[Critique] Welcome to Suburbicon

Three years after a Monument Men unconvincing, George Clooney goes back behind the camera to scratch the magnified vision of America in the 50s. A convincing plea?

The friendship between George Clooney and the Coen brothers is old. And for good reason, the actor played in four of their feature films. It is therefore not surprising to see them at work on the scenario of Welcome to Suburbicon . Their pronounced taste for the absurd echoes again in this incredible story, which is also a parable of America's social unrest.

Suburbicon is a quiet and residential town, which has attracted many white families with its perfect shops and lawns. A certain idea of ​​the American dream, shared by Gardner (Matt Damon), his wife, his twin sister-in-law (both played by Julianne Moore) and their young son. But as the first Afro-American family moved to the city, anxiety is spreading to many of the neighborhood's residents. Lacking money, Gardner develops an incredible plan to save appearances.
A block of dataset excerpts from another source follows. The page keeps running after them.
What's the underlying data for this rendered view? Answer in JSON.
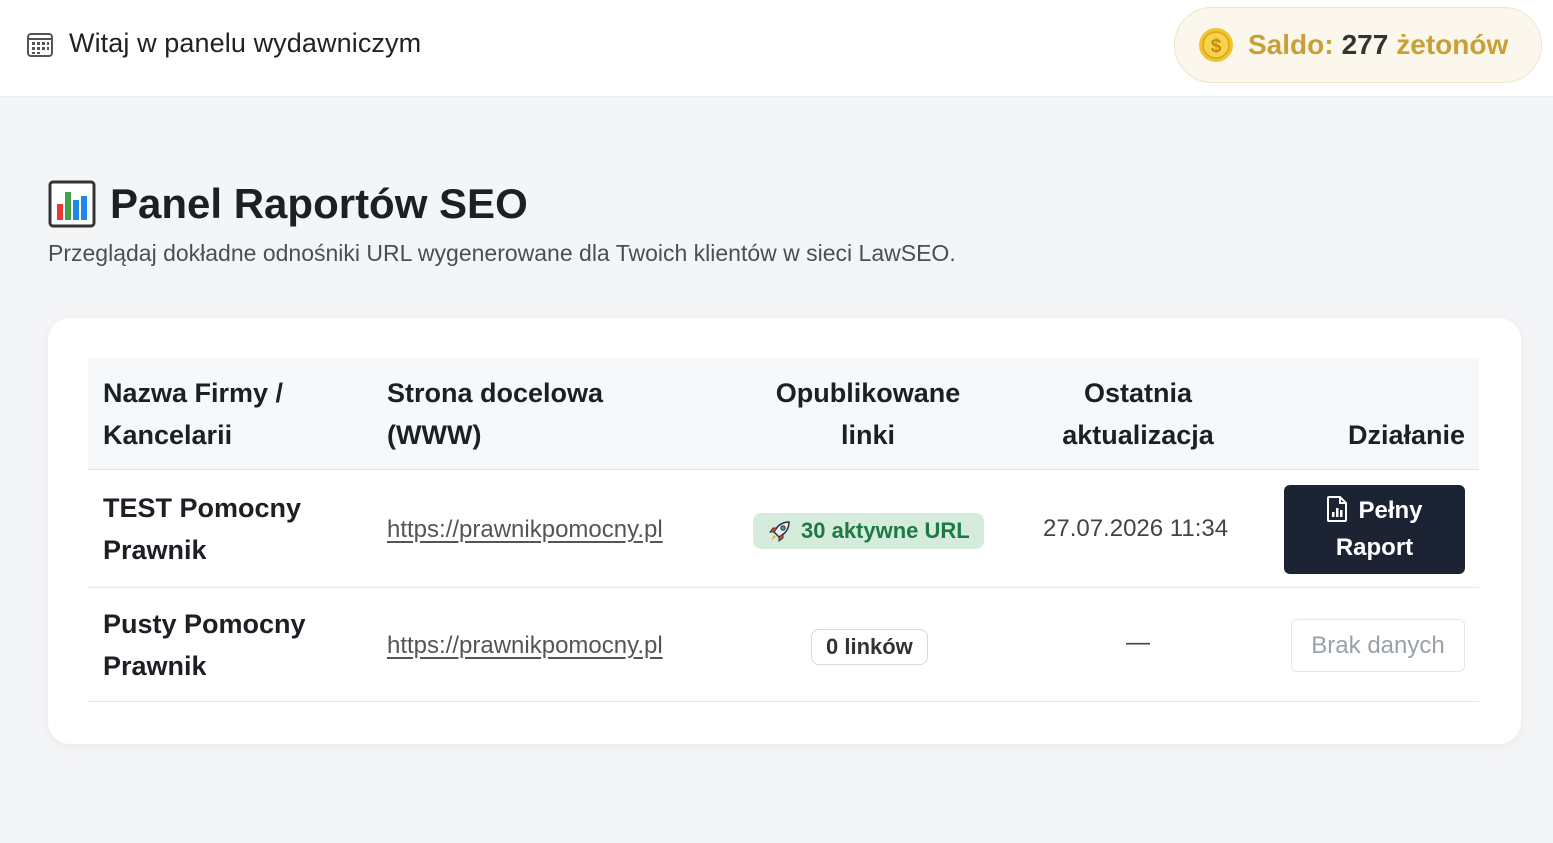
{
  "header": {
    "title": "Witaj w panelu wydawniczym",
    "balance_label": "Saldo:",
    "balance_value": "277",
    "balance_unit": "żetonów",
    "accent": "#c9a036"
  },
  "page": {
    "title": "Panel Raportów SEO",
    "subtitle": "Przeglądaj dokładne odnośniki URL wygenerowane dla Twoich klientów w sieci LawSEO."
  },
  "table": {
    "columns": {
      "name_line1": "Nazwa Firmy /",
      "name_line2": "Kancelarii",
      "url_line1": "Strona docelowa",
      "url_line2": "(WWW)",
      "links_line1": "Opublikowane",
      "links_line2": "linki",
      "updated_line1": "Ostatnia",
      "updated_line2": "aktualizacja",
      "action": "Działanie"
    },
    "rows": [
      {
        "name_line1": "TEST Pomocny",
        "name_line2": "Prawnik",
        "url": "https://prawnikpomocny.pl",
        "links": "30 aktywne URL",
        "updated": "27.07.2026 11:34",
        "action_line1": "Pełny",
        "action_line2": "Raport"
      },
      {
        "name_line1": "Pusty Pomocny",
        "name_line2": "Prawnik",
        "url": "https://prawnikpomocny.pl",
        "links": "0 linków",
        "updated": "—",
        "action": "Brak danych"
      }
    ]
  }
}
At first sight, it seems difficult to differentiate Clooney's feature film from a new Coen film. The form is similar, and pays homage to a period still lived as glorious by a part of America. Image slightly yellowed, pastel colors … The photography of Robert Elswit is inspired by the propagandist style of advertising to recreate a perfect postcard of the time. As is often the case with the duet, the staging precedes the talk and suggests that the polish of this perfect society will soon peel off.

Quite quickly, Clooney sets out to tell two distinct stories, supposedly reasoning as an allegory of the ethnic tensions still tearing the country apart. The main one is the character of Damon, a man much more crooked than he looks. In conflict with pawnbrokers with expeditious methods, the latter embarks on a perilous insurance scam. The opportunity to scratch the image of the honest white middle class of the northern states, historically confronted with rednecks forcing racist southern.
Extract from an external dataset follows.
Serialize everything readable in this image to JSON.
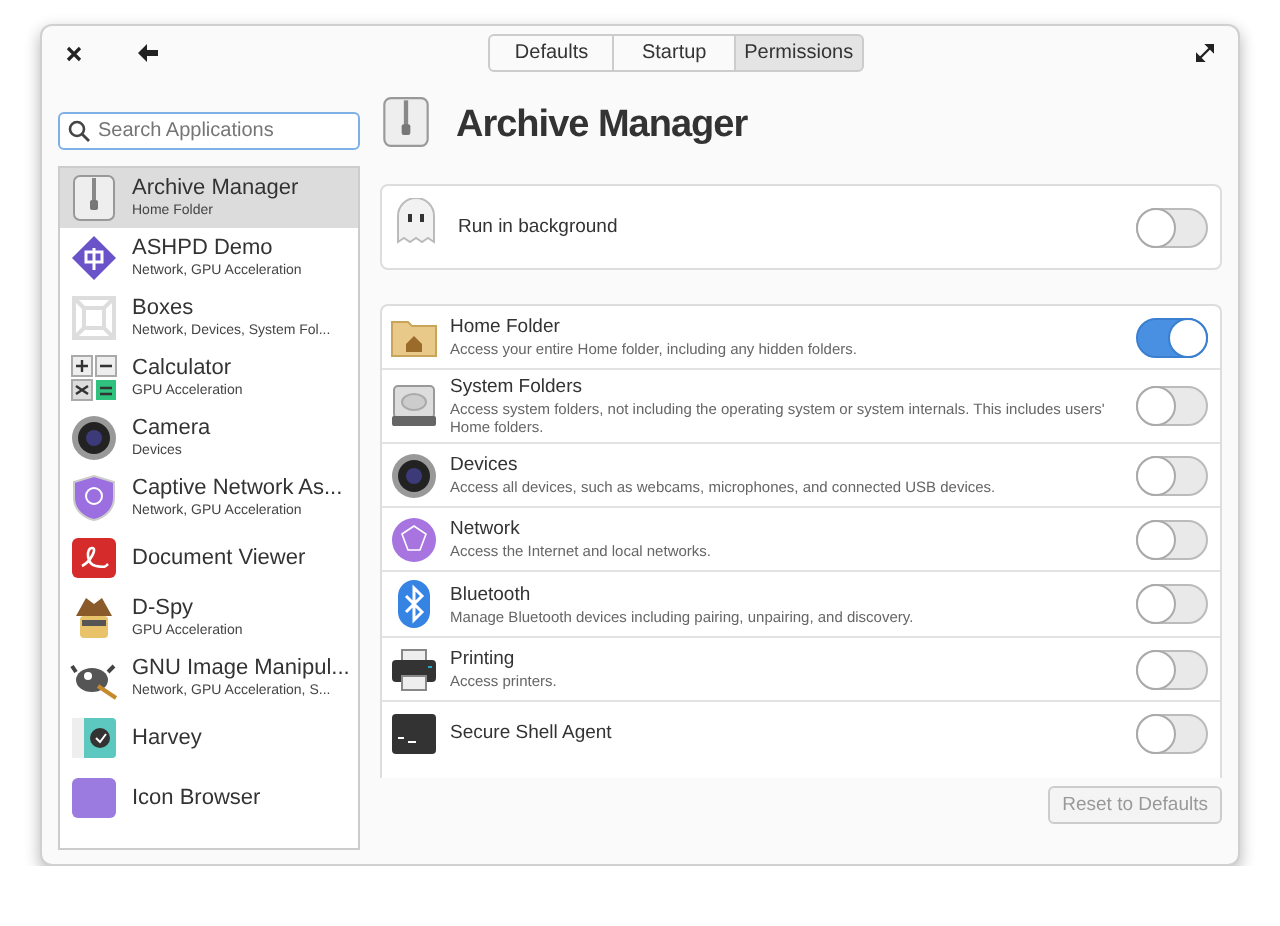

This "pavillonnaire" rereading of Fargo combines cowardice and stupidity, and clearly bears the Coen trademark. If all is a little too predictable, this simple plan quickly turns into a game of massacre pleasant enough to follow. Matt Damon convinces commuter exceeded by the events, while Julianne Moore accompanies the tragi-comic of the situation with a certain elegance. Special mention to Oscar Isaac, a malicious insurance investigator who gives us one of the best scenes of the film.

The second focuses on the eventful move of an African American family, which sees part of the community protest violently and without reason against their arrival. Based on a real news incident in Levitton, Pennsylvania, this racist story, revolting as it is, serves only to assert.
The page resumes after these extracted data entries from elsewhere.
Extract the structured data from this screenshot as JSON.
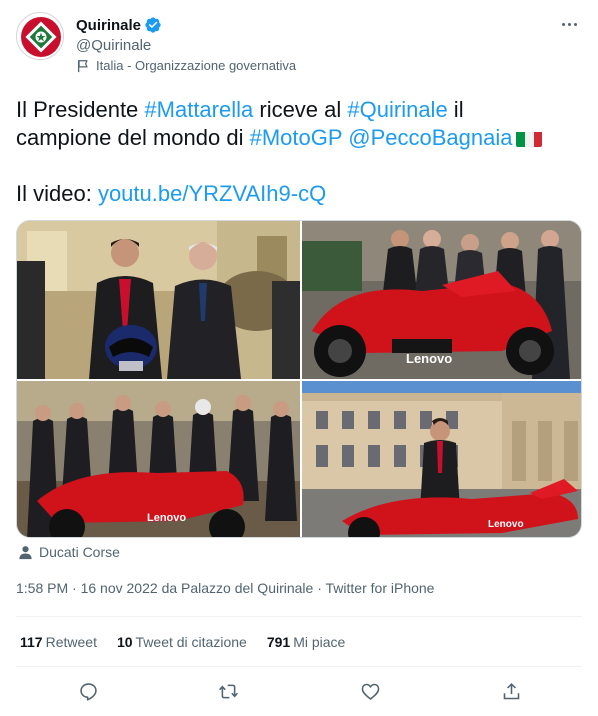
{
  "account": {
    "display_name": "Quirinale",
    "handle": "@Quirinale",
    "affiliation": "Italia - Organizzazione governativa"
  },
  "tweet": {
    "part1": "Il Presidente ",
    "hashtag1": "#Mattarella",
    "part2": " riceve al ",
    "hashtag2": "#Quirinale",
    "part3": " il",
    "part4": "campione del mondo di ",
    "hashtag3": "#MotoGP",
    "part5": " ",
    "mention": "@PeccoBagnaia",
    "video_label": "Il video: ",
    "video_link": "youtu.be/YRZVAIh9-cQ"
  },
  "media": {
    "photo1_helmet_text": "",
    "photo2_brand": "Lenovo",
    "photo3_brand": "Lenovo",
    "photo4_brand": "Lenovo"
  },
  "tagged": "Ducati Corse",
  "meta": {
    "time": "1:58 PM",
    "date": "16 nov 2022",
    "from_label": "da",
    "place": "Palazzo del Quirinale",
    "client": "Twitter for iPhone",
    "sep": "·"
  },
  "stats": {
    "retweets_count": "117",
    "retweets_label": "Retweet",
    "quotes_count": "10",
    "quotes_label": "Tweet di citazione",
    "likes_count": "791",
    "likes_label": "Mi piace"
  },
  "colors": {
    "link": "#1d9bf0",
    "text": "#0f1419",
    "secondary": "#536471",
    "ducati_red": "#d0121b"
  },
  "icons": {
    "verified": "verified-badge-icon",
    "more": "more-icon",
    "affiliation": "flag-icon",
    "tag": "person-icon",
    "reply": "reply-icon",
    "retweet": "retweet-icon",
    "like": "heart-icon",
    "share": "share-icon"
  }
}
Using a strong example, Clooney plays the fathers morality more than anything else. Behind his apparent desire to deconstruct the thoughtfulness of Yankee America, the director uses this fact to infuse a false depth to his film.

The presence of the couple on the screen is simply anecdotal. Relegated to the background, their story never interferes with the twists of the main plot. So much so that we end up forgetting them. A shame when you understand what their presence was supposed to denounce.

The serious treatment of the event denotes by the way with the rest of the film, which evolves in a delirious tone. This duplication of the story creates a false rhythm that slows even the basic plot. Laughing while tapping on the fingers was not easy. Clooney is only half successful

Welcome to Suburbicon attempts a balancing act more complicated than it seems. Adored by the Coen brothers, whose absurd style we will recognize (with pleasure), the film denounces the white America of the northern states, often spared by criticism of its past. Unfortunately, Clooney's lesson runs fast as he is not interested in the main people involved. Remains a squeaky comedy and rather well interpreted on people a little too clean to be honest.